Before we knew it christmas was over and it was back to work, in the freezing cold and believe you me it was really cold on the buses, no heating or doors.
I had finished the first half of my shift and was sat with Barbara in the canteen moaning about how the irish girls were getting worse, Barbara said there was something she thought she ought to tell me but did`nt know how. I said just come out with it any explanation would help, she said it would destoy me if it were true. There were rumours going around and I seemed to be the only one in the dark. She just couldnt bring herself to tell me but I kept on and on, later I wished I had`nt. She said the rumour was that Jackie was married, with two children, in Dublin, I laughed it was just to ridiculous, why would he get engaged to me, it didn`t add up. This was the reason for the abuse from the irish contingent, they thought I knew about it.
I just couldn`t take it in, What was the matter with me , if all I attracted were married men.
Jackie was due in from his shift in about 10 minutes so I said to Barbara I would go and wait for him outside, I needed the truth I had finished with Mark because I found out he was married, Jackie knew this, no it was too crazy, I had to keep calm, I thought if I kept calm and just asked Jackie straight out, he might be shocked that I knew and admit it or laugh and sort out the rumours. The 10 minutes seemed like hours.

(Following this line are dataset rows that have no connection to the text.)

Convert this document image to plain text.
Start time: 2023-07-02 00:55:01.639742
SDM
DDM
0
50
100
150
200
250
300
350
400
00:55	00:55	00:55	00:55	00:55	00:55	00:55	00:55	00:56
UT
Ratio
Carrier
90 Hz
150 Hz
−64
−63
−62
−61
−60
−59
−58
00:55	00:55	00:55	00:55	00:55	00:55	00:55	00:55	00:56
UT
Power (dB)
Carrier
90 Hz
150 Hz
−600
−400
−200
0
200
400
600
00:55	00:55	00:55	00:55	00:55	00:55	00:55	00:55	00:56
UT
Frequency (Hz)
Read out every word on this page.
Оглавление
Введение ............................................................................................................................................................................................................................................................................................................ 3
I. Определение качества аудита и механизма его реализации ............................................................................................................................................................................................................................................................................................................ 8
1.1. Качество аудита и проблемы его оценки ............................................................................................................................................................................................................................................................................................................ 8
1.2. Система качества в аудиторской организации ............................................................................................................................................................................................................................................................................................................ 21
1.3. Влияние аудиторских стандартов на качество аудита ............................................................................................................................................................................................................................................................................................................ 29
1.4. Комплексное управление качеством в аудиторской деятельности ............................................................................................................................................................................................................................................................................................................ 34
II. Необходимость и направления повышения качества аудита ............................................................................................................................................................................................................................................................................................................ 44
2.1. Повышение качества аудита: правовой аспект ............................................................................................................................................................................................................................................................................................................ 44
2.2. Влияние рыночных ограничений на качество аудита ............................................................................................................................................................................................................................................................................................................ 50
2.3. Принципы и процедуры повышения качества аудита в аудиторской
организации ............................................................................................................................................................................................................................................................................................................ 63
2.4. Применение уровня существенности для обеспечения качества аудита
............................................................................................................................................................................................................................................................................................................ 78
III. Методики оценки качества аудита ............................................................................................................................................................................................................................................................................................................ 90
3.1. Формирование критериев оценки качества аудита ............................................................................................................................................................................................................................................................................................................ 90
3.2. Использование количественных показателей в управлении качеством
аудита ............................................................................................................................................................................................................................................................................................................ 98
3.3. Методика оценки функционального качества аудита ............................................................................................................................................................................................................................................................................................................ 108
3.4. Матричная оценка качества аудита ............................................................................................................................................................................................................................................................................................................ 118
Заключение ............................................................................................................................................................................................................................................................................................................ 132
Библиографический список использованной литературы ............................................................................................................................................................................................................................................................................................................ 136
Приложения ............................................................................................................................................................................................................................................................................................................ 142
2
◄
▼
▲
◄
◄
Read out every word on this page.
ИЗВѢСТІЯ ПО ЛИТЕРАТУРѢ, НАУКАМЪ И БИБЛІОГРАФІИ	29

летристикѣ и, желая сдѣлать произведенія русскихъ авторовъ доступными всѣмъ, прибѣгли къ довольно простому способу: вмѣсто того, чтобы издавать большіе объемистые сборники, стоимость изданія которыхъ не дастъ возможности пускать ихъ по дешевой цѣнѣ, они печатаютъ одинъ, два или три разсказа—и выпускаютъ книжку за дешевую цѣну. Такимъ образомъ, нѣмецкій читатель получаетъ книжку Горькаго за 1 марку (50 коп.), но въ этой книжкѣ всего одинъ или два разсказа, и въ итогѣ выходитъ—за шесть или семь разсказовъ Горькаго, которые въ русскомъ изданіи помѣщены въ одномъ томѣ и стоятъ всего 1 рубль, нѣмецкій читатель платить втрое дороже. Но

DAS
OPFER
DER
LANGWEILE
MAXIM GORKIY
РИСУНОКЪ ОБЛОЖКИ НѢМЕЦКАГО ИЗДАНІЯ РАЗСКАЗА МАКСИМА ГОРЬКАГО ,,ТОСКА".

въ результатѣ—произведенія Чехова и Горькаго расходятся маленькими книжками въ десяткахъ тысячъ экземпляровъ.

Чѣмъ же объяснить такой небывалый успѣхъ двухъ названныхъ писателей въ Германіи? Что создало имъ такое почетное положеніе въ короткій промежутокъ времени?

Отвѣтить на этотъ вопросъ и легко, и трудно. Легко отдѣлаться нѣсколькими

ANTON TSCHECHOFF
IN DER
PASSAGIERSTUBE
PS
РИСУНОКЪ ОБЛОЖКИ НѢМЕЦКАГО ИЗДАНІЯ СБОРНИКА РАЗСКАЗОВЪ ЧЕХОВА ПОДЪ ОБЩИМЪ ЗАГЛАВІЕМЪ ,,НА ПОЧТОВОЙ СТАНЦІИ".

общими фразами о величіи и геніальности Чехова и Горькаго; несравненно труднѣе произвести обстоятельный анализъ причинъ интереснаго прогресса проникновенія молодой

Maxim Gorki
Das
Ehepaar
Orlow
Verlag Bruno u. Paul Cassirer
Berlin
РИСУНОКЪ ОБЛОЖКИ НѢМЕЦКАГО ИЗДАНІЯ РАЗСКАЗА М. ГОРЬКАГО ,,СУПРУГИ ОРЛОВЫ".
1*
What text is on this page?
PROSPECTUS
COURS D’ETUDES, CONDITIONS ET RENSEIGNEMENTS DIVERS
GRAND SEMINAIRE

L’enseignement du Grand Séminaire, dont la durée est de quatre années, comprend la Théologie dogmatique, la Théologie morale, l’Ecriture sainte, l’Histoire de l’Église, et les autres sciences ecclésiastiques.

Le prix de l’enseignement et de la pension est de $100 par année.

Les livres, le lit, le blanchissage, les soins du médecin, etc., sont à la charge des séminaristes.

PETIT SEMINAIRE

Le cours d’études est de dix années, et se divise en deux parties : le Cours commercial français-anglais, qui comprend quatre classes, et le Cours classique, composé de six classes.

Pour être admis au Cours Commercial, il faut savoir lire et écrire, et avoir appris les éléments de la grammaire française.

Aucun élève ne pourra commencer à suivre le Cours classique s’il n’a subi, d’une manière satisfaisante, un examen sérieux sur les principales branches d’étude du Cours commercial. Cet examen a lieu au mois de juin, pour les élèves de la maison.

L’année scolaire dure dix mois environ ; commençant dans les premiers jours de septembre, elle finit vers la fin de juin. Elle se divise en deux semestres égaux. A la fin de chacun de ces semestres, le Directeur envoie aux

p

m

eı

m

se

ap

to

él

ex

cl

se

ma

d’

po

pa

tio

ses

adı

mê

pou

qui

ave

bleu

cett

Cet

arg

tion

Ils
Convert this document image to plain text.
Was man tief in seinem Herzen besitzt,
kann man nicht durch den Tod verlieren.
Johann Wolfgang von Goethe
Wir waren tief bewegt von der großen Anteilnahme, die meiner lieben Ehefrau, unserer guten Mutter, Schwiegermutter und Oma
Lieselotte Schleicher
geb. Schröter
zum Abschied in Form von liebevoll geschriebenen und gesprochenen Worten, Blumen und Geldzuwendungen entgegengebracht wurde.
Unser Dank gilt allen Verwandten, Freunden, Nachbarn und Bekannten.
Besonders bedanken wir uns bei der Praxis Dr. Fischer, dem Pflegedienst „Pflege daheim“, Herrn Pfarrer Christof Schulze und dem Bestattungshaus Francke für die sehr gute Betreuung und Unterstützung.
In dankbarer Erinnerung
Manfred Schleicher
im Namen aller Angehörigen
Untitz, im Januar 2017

He came into the lobby, gave me a hug and kiss, I just turned to him and said "are you married" I did`nt need an answer, it was written all over his face, he said "I am sorry I never meant it to get this far". I said what about the children are there two, he nodded. I was heartbroken , I really didn`t know how to react, it was strange, I was`nt angry as I thought I would be. I was in shock, I just stood there I had no idea what to do or say next, how could he do this to me. He suggested we go for a walk and try and think things through. My Mum and Dad would be devastated, my Dad because of his illness, I knew would`nt be able to handle it, he would probably have an epileptic fit or worse, he thought the world of Jackie. There was only one way to avoid it, this was how my mind was working we had to go on as though nothing had happened, I was terrified of the outcome.
We talked and talked and Jackie agreed with me to not tell any of my family, my Dad meant so much to me,I would do anything not to upset him, he thought Jackie was the best thing that ever happened to our family, in retrospect I now know that Jackie was looking after himself but then I really thought my Dad was also his concern.
We went for a meal, I was finding it difficult to accept, a wife, two children he gave me some half baked explanation like, she had got pregnant before they were married of course this was strictly against their catholic religion, so their parents forced them to marry at 16 yrs old, he said they really didn`t like each other but had no choice, so they went and had another child immediately after the first one was born I took it all in, the proverbial dustbin, how could I have been so naive.
I loved him so much, if he had told me he had murdered someone I am sure I would have said it was`nt his fault and forgiven him. We went home, it was really difficult pretending everything in the garden was rosy but we did. When you think about it Jackie was behaving no differantly, except that I now knew but this did`nt occur to me at the time.